Im kleinen Wohnzimmer ist eine moderne Stereoanlage aufgebaut, das teuerste Gut, dass sich Henry je geleistet hat, ein grosser Polstersessel und in einem kleinen Gestell an der Wand 4 Bücher und 4 Schallplatten, auf dem kleinen Tisch steht ein sauberer, leerer Teller bereit, sowie eine Gabel ein Messer, ein Löffel und ein Glas.
Das Schlafzimmer ist noch kleiner und beherbergt eine Matratze mit Decke und Kopfkissen ohne Bettbezug. Weder Bilder noch Pflanzen oder sonstige optische Eindrücke sind in seiner Wohnung zu finden, einzig 4 Postkarten liegen auf dem Sessel. Seine Kleider ( 4 weisse Hemden, 12 paar Socken, 12 paar Unterhosen und 4 Hosen) liegen fein säuberlich zusammengelegt unter seinem Bett, neben seinen Schuhen und dem nie angeschlossenen Telefon. Eine Jacke ist er über seinen Sessel im Wohnzimmer gehängt und ein Schirm liegt neben seinem Tagebuch und dem dazugehörigen rot-grünen Kugelschreiber der Wand entlang auf dem Boden neben der Haustüre.
In der Küche an der Wand ist ein Zettel aufgehängt mit Tages- und Menuplan, den Henry jeden Sonntag von neuem aufsetzt.

Henry ist 28 Jahre alt und lebt alleine. Er arbeitet Werktags über in einer Textilfirma als Hauswart, wo er putzt und Lampen ein und ausschraubt. Und mit diesen paar Sätzen ist sein Leben so gut wie auf den Punkt genau beschrieben und in Worte gefasst –so gut wie..

28. April 2000 5.00 Uhr, als Henry, wie jeden Werktag aufwacht. Er liegt Kerzengerade auf dem Bett mit Blick an die weisse Decke gerichtet, als er seine Augen plötzlich öffnet. Einige Sekunden bleibt sein Blick einfach an dieser Stelle heften, dann dreht er seinen Kopf nach links zur linksseitigen, leeren, weissen Wand, daraufhin nach rechts zur rechtsseitigen, leeren, weissen Wand. Nun hebt er seinen Oberkörper an und fährt seine Beine vom Bett auf den Boden, so dass er jetzt gerade auf dem Bett sitzt. Er zieht das Hemd, die Hosen, Socke und Unterhosen aus und wirft sie in eine Ecke, geht nackt ins Badezimmer unter die Dusche und trocknet sich danach ab. Zurück im Schlafzimmer zieht er sich frisch an.

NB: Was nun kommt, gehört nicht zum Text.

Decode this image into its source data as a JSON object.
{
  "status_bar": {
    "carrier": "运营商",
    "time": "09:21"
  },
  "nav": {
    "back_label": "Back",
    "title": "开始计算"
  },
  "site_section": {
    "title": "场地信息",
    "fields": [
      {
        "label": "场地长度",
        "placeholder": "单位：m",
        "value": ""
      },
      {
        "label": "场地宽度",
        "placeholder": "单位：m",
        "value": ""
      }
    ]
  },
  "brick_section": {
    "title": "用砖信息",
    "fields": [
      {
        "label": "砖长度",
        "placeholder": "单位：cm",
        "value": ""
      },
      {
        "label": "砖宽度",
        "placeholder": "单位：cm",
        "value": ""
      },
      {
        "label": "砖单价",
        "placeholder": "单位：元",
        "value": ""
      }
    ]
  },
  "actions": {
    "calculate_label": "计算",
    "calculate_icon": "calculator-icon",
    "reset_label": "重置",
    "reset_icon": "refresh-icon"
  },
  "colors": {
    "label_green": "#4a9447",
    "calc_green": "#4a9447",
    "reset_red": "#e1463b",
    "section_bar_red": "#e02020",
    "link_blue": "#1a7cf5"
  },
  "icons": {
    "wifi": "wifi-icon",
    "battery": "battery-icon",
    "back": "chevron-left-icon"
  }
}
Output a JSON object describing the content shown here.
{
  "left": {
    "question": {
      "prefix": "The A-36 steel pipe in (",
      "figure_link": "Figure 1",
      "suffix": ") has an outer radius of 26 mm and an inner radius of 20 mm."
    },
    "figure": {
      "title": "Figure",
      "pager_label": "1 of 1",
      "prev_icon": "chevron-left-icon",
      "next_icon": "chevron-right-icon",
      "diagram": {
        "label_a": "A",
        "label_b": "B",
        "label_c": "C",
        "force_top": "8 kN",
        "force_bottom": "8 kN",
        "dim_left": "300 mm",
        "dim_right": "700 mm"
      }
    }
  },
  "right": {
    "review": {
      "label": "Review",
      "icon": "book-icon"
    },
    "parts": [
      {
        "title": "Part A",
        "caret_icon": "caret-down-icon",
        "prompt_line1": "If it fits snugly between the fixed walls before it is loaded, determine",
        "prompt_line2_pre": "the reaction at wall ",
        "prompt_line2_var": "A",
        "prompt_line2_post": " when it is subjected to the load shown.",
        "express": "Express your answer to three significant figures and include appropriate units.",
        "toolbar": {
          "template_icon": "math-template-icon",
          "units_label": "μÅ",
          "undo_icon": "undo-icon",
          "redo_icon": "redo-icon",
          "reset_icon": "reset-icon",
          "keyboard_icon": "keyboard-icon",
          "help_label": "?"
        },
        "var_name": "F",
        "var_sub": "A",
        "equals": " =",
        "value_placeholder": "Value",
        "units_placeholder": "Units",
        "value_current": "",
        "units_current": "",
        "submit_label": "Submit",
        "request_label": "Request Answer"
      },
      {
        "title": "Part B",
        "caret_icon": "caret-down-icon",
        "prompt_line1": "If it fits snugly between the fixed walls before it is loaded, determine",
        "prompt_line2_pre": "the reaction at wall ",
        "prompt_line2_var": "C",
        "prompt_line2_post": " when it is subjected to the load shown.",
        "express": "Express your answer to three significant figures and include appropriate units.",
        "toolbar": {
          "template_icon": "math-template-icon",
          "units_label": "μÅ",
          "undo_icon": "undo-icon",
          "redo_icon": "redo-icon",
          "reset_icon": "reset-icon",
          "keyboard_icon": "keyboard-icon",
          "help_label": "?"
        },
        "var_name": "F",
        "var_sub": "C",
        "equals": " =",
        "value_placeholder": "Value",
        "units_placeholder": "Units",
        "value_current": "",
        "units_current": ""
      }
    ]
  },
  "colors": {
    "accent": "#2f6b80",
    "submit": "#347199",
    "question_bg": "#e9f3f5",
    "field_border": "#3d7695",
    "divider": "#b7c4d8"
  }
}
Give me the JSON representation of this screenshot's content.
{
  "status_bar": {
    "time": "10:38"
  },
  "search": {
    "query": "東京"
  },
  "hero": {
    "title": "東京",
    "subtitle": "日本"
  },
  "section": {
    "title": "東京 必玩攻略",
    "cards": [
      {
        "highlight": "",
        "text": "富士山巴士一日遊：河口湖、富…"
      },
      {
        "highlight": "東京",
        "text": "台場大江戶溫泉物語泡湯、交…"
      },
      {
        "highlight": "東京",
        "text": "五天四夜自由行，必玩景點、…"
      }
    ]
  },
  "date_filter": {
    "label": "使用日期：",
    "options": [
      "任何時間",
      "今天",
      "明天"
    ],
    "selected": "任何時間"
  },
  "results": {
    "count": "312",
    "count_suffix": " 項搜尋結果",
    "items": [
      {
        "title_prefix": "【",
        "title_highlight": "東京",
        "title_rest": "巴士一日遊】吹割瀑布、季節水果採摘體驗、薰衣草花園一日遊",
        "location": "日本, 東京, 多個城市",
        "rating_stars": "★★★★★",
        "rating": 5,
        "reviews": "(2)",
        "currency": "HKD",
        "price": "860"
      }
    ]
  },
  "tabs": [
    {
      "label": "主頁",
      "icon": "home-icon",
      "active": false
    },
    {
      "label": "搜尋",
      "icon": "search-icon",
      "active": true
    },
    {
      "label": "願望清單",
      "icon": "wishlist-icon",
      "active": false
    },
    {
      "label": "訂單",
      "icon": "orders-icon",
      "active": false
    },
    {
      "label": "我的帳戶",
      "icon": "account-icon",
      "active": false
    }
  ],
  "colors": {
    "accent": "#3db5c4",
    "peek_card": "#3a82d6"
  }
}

Dann geht er ins Wohnzimmer holt Teller und Glas, geht in die Küche und kommt mit einem Stück Butterbrot und einem Glas Wasser zurück und stellt es auf den kleinen Tisch. Nun legt er die Schallplatte „Peter und der Wolf“ in den Plattenspieler und lässt sie leise laufen. Von dieser Stimmung begleitet macht er sich nun daran zu frühstücken. Als er fertig gegessen hat, bringt er alles in die Küche wäscht es ab, und bringt es dann wieder ins Wohnzimmer und legt alles fein säuberlich auf den kleinen Tisch an seinen Platz. Bis sieben Uhr hört sich Henry in aller Ruhe weiter die Platte an. Danach legt er die Platte wieder zurück ins Regal, holt Schuhe und Jacke, zieht sie an, holt die dreckige Wäsche, die im Schlafzimmer am Boden liegt und geht mit ihr aus dem Haus. Er wirft sie in die im Keller befindliche Abwaschmaschine und lässt sie laufen. Jetzt kann er sich auf den Weg zur Arbeit machen, die Wohnung lässt er wie immer, wenn er das Haus verlässt offen, er schliesst sie nur dann ab ( 4mal), wenn er sich in der Wohnung befindet.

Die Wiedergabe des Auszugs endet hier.